Senate debates

Tuesday, 1 August 2023

Matters of Urgency

Climate Change

3:56 pm

Photo of Gerard RennickGerard Rennick (Queensland, Liberal Party) Share this | Hansard source

It's great to speak this afternoon to this MPI. I have to say I agree with it. There is no doubt that the policies being adopted by the Labor government are harming Australians. It is pushing up their obsession with renewable energy. I use that word 'renewable' flippantly because this energy isn't renewable; it can't actually even be recycled, at least not for less than three times the cost of making it. That's a quote from the very mouth of the former head of the CSIRO. For some reason, the CSIRO doesn't want to include the cost of recycling renewables in their gen cost report, and that's something I'll touch on in a minute, but I really want to focus on the cost of living today.

Australians are struggling under the cost of living. As my colleague Senator Duniam pointed out, they're struggling under high interest rates brought about by Labor's mismanagement. Labor are also driving up the cost of energy, because renewables are very expensive. It's not just the point of delivery that matters; it's the cost of transmission, it's the cost of storage, it's the cost of security, the cost of frequency control—everything like that. All of that costs money. These are the hidden costs that aren't actually put into the energy budget models. It is misleading the Australian people and, unfortunately, it is hurting them in their hip pockets. If we want to solve this problem, we need to be very honest about the cost of renewable energy, because that is how it is harming the Australian people.

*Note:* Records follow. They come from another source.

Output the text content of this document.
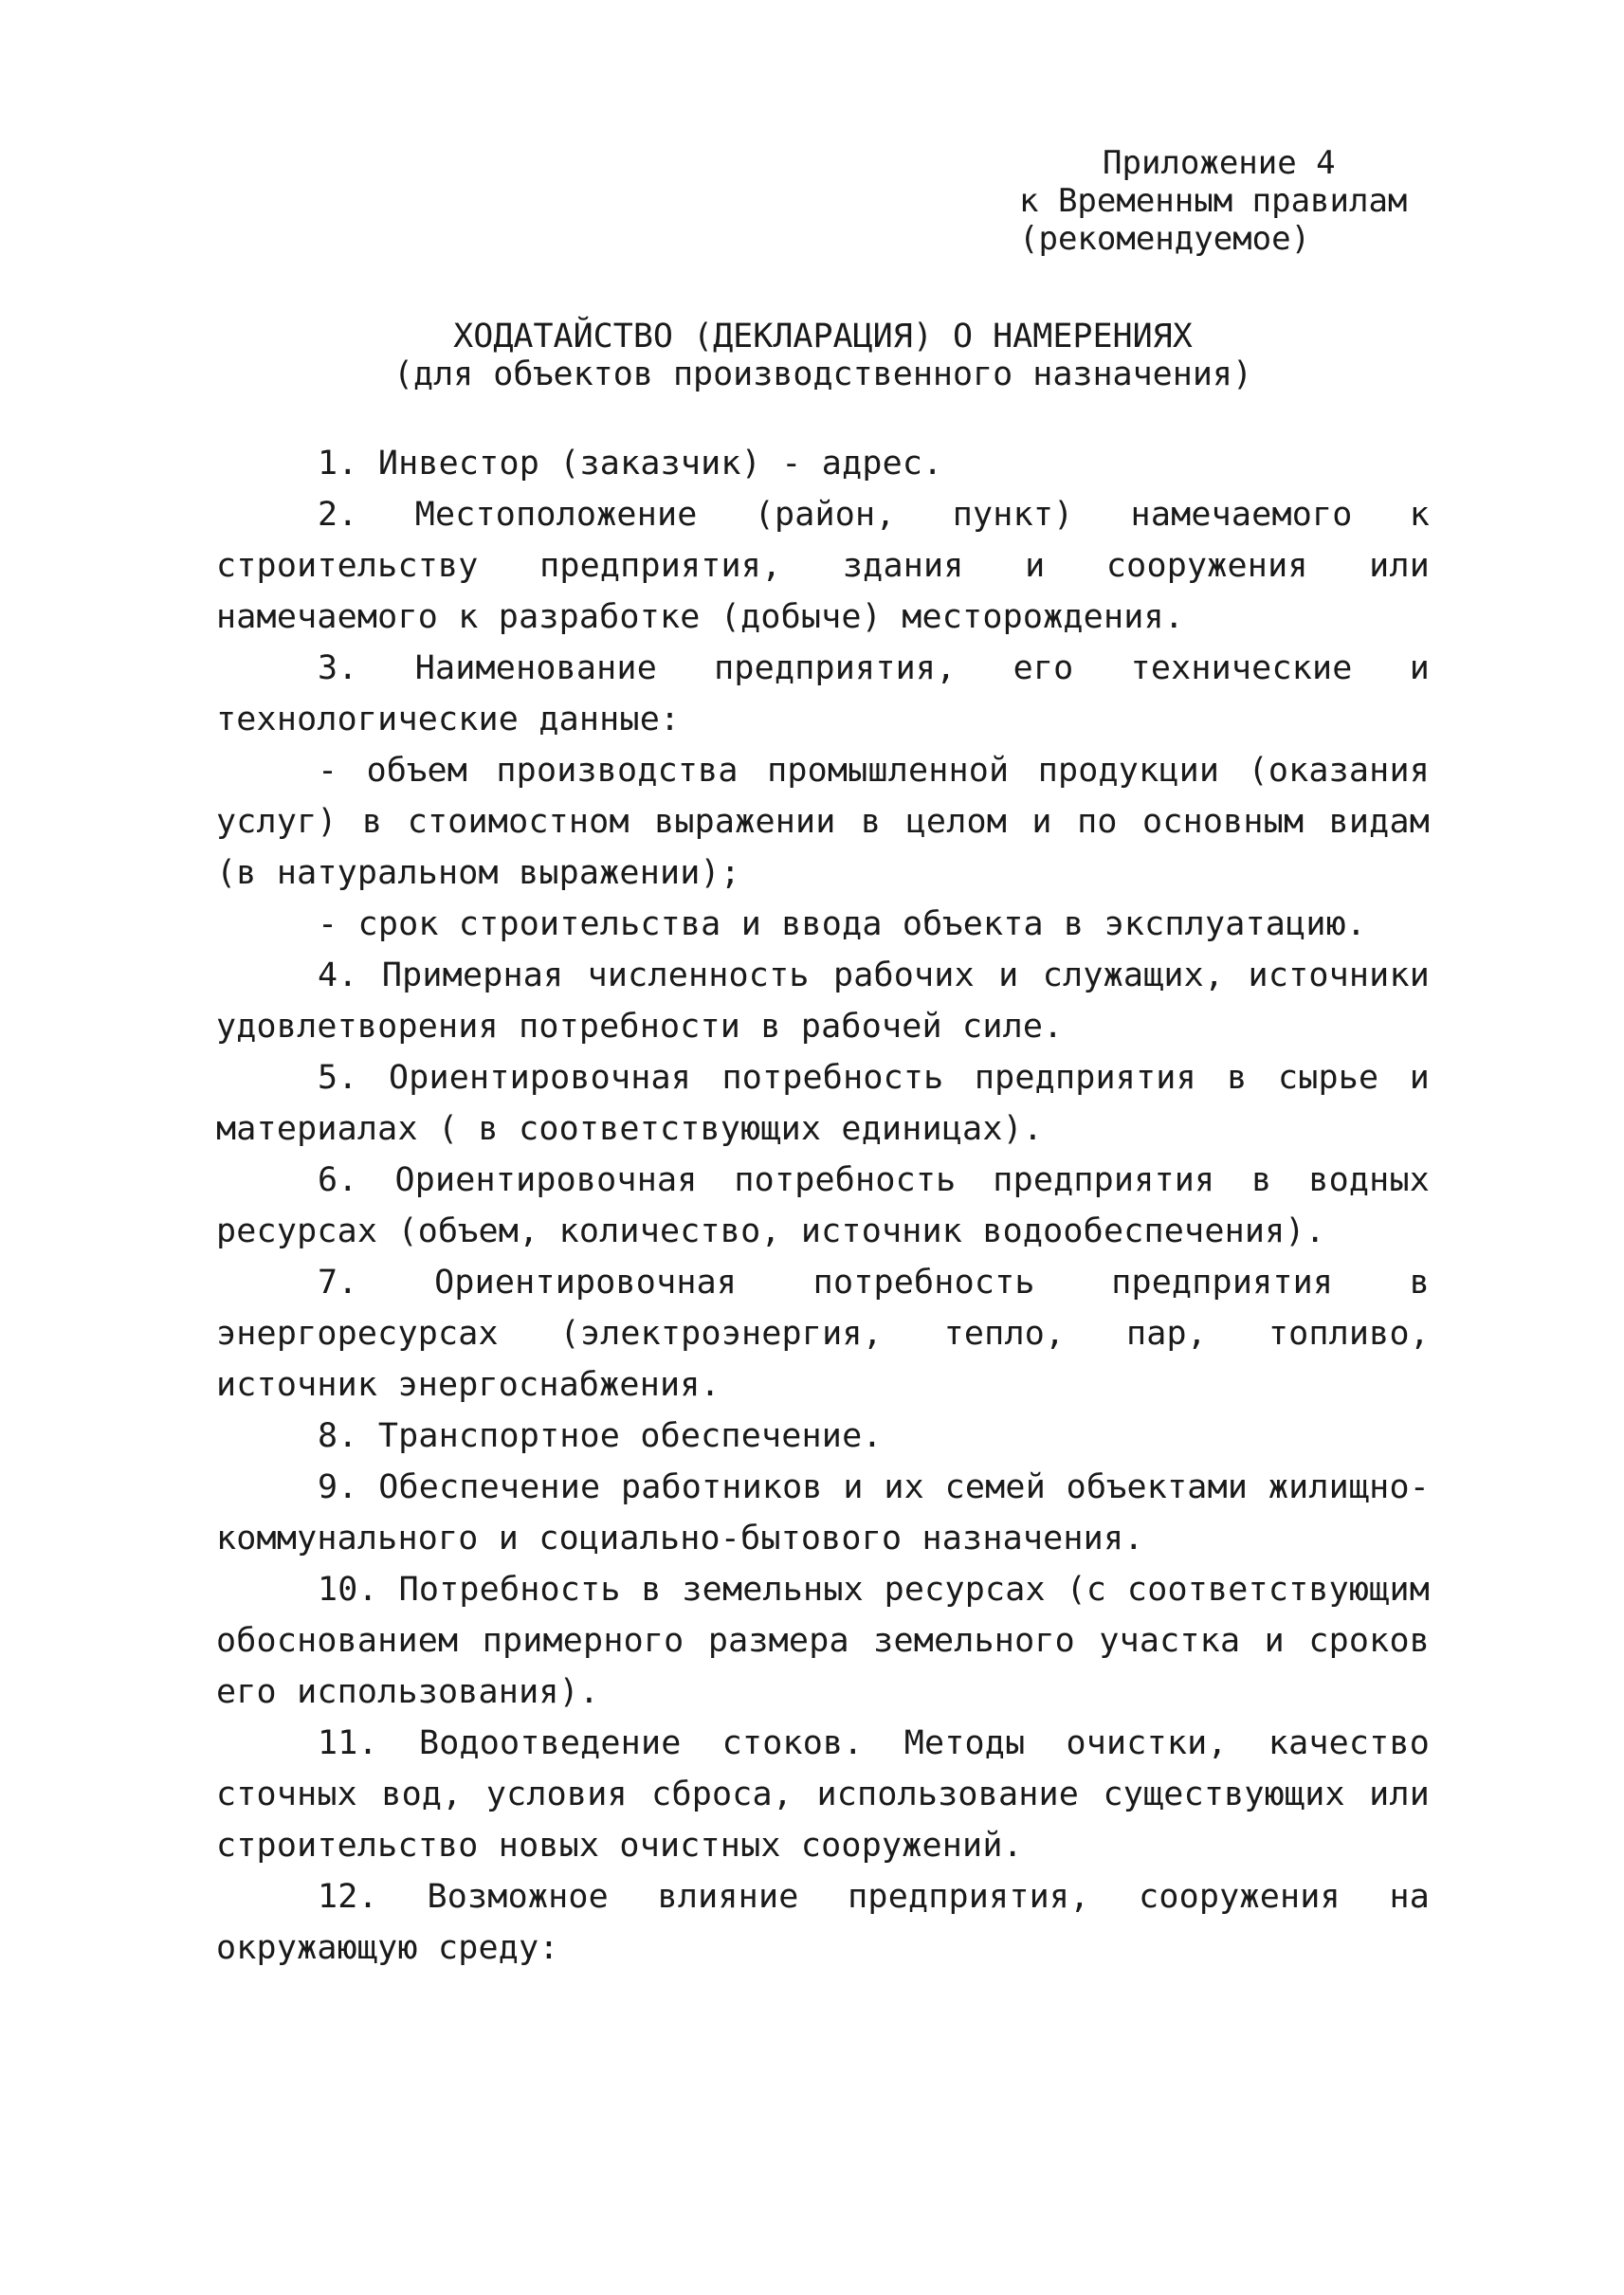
Приложение 4
к Временным правилам
(рекомендуемое)
ХОДАТАЙСТВО (ДЕКЛАРАЦИЯ) О НАМЕРЕНИЯХ
(для объектов производственного назначения)

1. Инвестор (заказчик) - адрес.

2. Местоположение (район, пункт) намечаемого к строительству предприятия, здания и сооружения или намечаемого к разработке (добыче) месторождения.

3. Наименование предприятия, его технические и технологические данные:

- объем производства промышленной продукции (оказания услуг) в стоимостном выражении в целом и по основным видам (в натуральном выражении);

- срок строительства и ввода объекта в эксплуатацию.

4. Примерная численность рабочих и служащих, источники удовлетворения потребности в рабочей силе.

5. Ориентировочная потребность предприятия в сырье и материалах ( в соответствующих единицах).

6. Ориентировочная потребность предприятия в водных ресурсах (объем, количество, источник водообеспечения).

7. Ориентировочная потребность предприятия в энергоресурсах (электроэнергия, тепло, пар, топливо, источник энергоснабжения.

8. Транспортное обеспечение.

9. Обеспечение работников и их семей объектами жилищно-коммунального и социально-бытового назначения.

10. Потребность в земельных ресурсах (с соответствующим обоснованием примерного размера земельного участка и сроков его использования).

11. Водоотведение стоков. Методы очистки, качество сточных вод, условия сброса, использование существующих или строительство новых очистных сооружений.

12. Возможное влияние предприятия, сооружения на окружающую среду:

But it's not just the Australian people that are being harmed. I myself have been up to the proposed Chalumbin wind farm site. It's in the Great Barrier Reef basin. It beggars belief that farmers are required to prepare a basin management plan, at a great cost of up to $10,000, and they face $200,000 fines if some guy from the Department of Resources decides that they're not doing whatever they're doing properly. Hopefully, that is only ever going to be used in extreme cases where there is justification for it, but I fear that won't necessarily be the case. No, it's not just the economy that suffers as a result of this obsession with net zero; it's actually our environment itself.

We've got a lot of sites in Queensland. We've got the Chalumbin wind farm; we've got Eungella, upstream of the Pioneer river in Mackay, where the Queensland state government is proposing to take on an enormous pumped hydro project. This project is slated to provide five gigawatts of energy. You lose 20 per cent straight away when you do pumped hydro projects because you waste energy pushing it up the hill, so it's going to be at least six gigawatts of energy that have to be provided by wind farms.

On average, Queensland uses about nine gigawatts of energy a day, so we are talking about building enough windfarms to provide two-thirds of Queensland's energy in pristine native forest upstream of Mackay. That energy is then going to have to be transported a thousand kilometres south, back to Brisbane, if not further, so there will be further energy losses in the transmission lines as the energy is transported downstream. This is going to be very expensive. The Eungella region, upstream of Mackay, is also one of the world's more precious sites when it comes to platypus habitat. This is another example of how renewables, which are supposed to be saving the environment, are actually a threat to the environment and our biodiversity.

The Rewiring the Nation fund, which is going to fund this, is another Orwellian term. It's not rewiring Australia; it's adding more transmission lines, which are already there, in order to connect these isolated renewables projects to the grid. Thirty years ago we had about 30 power stations on the east coast of Australia; they provided all the grid's energy. They mightn't have been pretty; I'm not saying they were, but they were contained within a small footprint. These renewables projects are going to be spread across the environment and across the country, with another 10,000 kilometres of transmission lines. Enormous mines are going to have to be involved in getting the rare earth metals out of the ground. As I've said on numerous occasions, these so-called rare earths might be rare in the sense that the percentage of metal in their ore body is very small. It is going to be very damaging.